= Aquila Theatre =

The Aquila Theatre was founded in London in 1991 by Peter Meineck and has been based in New York City since 1999. Aquila's mission is to bring the greatest theatrical works to the greatest number and present a regular season of plays in New York and at international festivals. Education programming is an important component of Aquila's mission. The Shakespeare Leaders is a bold and innovative program in Harlem, through which students learn and perform Shakespeare. Aquila provides access for people in under-served urban and rural communities, touring around seventy American towns and cities a year. Aquila is a 501(c)(3) not-for-profit organisation.

==Past productions==
Wuthering Heights, A Female Philoctetes, Twelfth Night, Fahrenheit 451, Herakles, Cyrano de Bergerac, Taming of the Shrew, Macbeth, The Importance of Being Earnest, Six Characters in Search of an Author, A Midsummer Night's Dream, As You Like It, An Enemy of the People, The Iliad, The Comedy of Errors, Catch-22, Julius Caesar, Prometheus Bound with David Oyelowo, Romeo & Juliet, The Canterbury Tales, Much Ado About Nothing, Hamlet, The Strange Case of Dr. Jekyll & Mr. Hyde, H G Wells' The Invisible Man, with choreographer Doug Varone, Twelfth Night, A Very Naughty Greek Play, Oedipus at Colonus, with Bill Pullman, The Man Who Would Be King, Othello (2004), Agamemnon, with Olympia Dukakis, The Importance of Being Earnest, A Midsummer Night's Dream, The Tempest, The Wrath of Achilles, Cyrano de Bergerac, King Lear, Oedipus the King, The Odyssey, The Birds, Macbeth, The Wasps, Coriolanus, Ajax, The Frogs, and The Clouds.

==New York season==
Aquila recently presented A Female Philoctetes, a new play based on Sophocles' classic Philoctetes at Brooklyn Academy of Music Fisher's Hillman Studio. Previous presentations include Herakles at Brooklyn Academy of Music's Fisher, Joseph Heller's Catch-22, Homer's Iliad at the Lucille Lortel Theatre and a New Translations Reading Series exploring the works of contemporary American translators.

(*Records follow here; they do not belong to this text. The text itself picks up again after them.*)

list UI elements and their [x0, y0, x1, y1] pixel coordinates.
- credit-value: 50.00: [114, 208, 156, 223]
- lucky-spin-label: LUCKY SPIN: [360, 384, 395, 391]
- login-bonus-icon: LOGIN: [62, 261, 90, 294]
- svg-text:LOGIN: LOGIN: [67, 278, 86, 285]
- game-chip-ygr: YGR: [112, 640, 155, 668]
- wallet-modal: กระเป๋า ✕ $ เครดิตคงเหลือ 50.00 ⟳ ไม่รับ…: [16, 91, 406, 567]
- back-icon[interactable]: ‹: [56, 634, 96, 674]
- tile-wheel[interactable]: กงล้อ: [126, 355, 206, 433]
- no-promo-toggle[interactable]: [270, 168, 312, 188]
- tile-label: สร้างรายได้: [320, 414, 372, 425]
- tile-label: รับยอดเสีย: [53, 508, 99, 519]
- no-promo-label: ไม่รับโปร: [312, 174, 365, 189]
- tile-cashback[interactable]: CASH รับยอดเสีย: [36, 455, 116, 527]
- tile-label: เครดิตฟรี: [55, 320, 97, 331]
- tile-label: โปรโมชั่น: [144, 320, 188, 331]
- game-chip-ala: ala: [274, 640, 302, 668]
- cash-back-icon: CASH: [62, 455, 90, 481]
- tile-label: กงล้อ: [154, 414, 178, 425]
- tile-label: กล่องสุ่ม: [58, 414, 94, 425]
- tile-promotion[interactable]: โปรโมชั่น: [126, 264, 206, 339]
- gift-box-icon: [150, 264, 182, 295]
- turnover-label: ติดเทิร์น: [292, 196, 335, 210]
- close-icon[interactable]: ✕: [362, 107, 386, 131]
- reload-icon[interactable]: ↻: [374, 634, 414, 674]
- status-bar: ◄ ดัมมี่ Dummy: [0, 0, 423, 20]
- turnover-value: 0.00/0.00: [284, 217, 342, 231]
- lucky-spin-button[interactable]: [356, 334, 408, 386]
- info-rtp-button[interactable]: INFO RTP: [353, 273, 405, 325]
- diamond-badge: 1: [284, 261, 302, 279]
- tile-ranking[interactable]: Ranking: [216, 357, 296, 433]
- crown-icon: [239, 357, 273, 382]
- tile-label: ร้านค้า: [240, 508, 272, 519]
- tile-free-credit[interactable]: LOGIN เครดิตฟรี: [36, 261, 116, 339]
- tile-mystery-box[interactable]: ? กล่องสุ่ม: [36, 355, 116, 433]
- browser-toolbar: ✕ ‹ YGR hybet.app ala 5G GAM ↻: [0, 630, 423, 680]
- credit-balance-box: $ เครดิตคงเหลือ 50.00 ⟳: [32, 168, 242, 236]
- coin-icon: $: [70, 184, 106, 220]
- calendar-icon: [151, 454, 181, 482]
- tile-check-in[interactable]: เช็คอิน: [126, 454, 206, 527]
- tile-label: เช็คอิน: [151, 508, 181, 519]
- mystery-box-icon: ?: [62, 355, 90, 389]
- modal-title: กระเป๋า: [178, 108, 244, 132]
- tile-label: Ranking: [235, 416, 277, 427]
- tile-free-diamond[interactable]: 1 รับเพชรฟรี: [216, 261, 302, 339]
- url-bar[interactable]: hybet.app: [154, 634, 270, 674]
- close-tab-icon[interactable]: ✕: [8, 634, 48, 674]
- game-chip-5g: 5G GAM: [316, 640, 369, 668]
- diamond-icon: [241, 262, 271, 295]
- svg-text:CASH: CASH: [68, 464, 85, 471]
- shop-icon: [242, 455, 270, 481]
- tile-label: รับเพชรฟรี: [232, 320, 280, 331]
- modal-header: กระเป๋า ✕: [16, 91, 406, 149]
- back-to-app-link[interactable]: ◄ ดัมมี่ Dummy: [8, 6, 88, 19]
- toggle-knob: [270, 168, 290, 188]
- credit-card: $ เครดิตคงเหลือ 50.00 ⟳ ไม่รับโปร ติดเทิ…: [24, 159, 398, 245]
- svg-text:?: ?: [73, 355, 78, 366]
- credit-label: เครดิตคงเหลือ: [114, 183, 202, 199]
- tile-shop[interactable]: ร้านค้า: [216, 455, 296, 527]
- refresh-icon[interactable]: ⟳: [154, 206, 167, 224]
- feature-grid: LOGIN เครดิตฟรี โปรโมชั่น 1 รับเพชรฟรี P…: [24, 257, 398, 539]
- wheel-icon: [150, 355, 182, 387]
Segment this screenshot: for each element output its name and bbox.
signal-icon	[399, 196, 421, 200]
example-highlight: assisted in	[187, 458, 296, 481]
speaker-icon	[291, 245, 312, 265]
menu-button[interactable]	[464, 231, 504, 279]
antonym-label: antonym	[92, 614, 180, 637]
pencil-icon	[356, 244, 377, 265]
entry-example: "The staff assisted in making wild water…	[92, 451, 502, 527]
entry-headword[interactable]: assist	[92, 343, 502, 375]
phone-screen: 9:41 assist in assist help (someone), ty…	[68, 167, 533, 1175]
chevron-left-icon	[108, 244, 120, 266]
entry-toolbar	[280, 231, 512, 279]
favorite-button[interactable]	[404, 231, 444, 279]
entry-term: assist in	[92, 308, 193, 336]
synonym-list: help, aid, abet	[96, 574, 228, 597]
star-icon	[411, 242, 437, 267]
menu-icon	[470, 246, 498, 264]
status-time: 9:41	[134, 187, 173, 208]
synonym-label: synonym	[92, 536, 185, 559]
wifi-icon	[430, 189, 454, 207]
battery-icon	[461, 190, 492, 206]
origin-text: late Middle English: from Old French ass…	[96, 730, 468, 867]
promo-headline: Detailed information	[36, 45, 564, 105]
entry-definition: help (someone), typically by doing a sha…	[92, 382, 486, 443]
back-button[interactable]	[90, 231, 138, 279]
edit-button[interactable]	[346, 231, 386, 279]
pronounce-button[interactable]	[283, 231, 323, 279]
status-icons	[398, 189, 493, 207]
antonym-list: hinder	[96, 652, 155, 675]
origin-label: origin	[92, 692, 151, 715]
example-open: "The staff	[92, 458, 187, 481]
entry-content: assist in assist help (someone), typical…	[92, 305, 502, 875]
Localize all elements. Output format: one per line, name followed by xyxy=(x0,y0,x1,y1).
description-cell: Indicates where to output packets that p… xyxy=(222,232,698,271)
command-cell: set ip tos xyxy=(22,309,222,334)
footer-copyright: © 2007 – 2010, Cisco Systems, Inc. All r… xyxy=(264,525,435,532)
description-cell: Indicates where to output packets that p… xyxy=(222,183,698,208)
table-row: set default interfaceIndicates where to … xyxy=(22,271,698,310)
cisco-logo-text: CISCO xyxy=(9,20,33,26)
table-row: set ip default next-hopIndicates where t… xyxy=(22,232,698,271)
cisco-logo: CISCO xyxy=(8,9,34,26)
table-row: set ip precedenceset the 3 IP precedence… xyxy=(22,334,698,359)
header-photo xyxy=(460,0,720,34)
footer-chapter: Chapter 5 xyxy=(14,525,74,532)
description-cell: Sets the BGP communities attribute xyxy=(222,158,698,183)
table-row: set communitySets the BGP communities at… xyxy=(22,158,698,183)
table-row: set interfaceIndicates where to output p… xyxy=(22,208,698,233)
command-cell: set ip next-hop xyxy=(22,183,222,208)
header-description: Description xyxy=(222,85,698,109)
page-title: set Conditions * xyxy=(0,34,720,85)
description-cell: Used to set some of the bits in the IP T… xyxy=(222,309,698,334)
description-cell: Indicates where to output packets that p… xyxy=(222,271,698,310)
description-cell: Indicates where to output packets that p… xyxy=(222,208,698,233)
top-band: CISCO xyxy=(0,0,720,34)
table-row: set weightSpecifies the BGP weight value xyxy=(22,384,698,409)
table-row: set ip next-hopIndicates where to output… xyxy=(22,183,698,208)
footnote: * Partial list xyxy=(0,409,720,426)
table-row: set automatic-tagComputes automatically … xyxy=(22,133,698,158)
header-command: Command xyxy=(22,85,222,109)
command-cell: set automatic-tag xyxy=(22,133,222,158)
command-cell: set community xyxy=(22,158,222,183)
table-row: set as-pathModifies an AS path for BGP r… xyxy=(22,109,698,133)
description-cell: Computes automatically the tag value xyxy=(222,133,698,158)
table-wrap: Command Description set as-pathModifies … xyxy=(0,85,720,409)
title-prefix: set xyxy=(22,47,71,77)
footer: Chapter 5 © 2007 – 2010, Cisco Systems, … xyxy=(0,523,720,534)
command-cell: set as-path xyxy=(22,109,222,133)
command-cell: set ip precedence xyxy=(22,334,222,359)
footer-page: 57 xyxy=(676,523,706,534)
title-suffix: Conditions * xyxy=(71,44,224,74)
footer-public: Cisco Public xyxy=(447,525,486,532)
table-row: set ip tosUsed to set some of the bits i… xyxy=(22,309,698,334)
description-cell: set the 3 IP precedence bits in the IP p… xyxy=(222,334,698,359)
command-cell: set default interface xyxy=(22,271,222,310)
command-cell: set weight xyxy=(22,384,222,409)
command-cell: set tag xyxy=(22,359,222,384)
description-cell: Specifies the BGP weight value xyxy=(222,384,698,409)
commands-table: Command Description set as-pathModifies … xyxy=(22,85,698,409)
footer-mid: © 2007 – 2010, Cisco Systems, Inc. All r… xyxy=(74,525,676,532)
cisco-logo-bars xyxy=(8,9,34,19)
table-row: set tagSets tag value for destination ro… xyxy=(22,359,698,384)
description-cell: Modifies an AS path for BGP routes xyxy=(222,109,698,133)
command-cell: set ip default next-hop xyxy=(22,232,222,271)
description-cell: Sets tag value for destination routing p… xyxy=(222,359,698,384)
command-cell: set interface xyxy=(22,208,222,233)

==Educational initiatives==
Aquila is the professional company in residence at the Center for Ancient Studies at New York University and a NYC Board of Education vendor for Arts Education Services. While touring, Aquila presents special school performances, talk-backs, master classes, workshops, and on-site school visits, reaching 15,000–20,000 middle and high school students. In 2006, Aquila developed the Shakespeare Leaders program with support from the Charles Hayden Foundation. Aquila's Young Audience company recently produced special education programs, in conjunction with the Lincoln Center Institute for Arts & Education, at schools in the New York City metropolitan area.

==Collaborations==
Aquila works with artists from many other disciplines such as film, TV, opera, classical music and dance, including Olympia Dukakis, Bill Pullman, Mikis Theodorakis, Peter Tiboris, Doug Varone, Ralph Farris and David Oyelowo.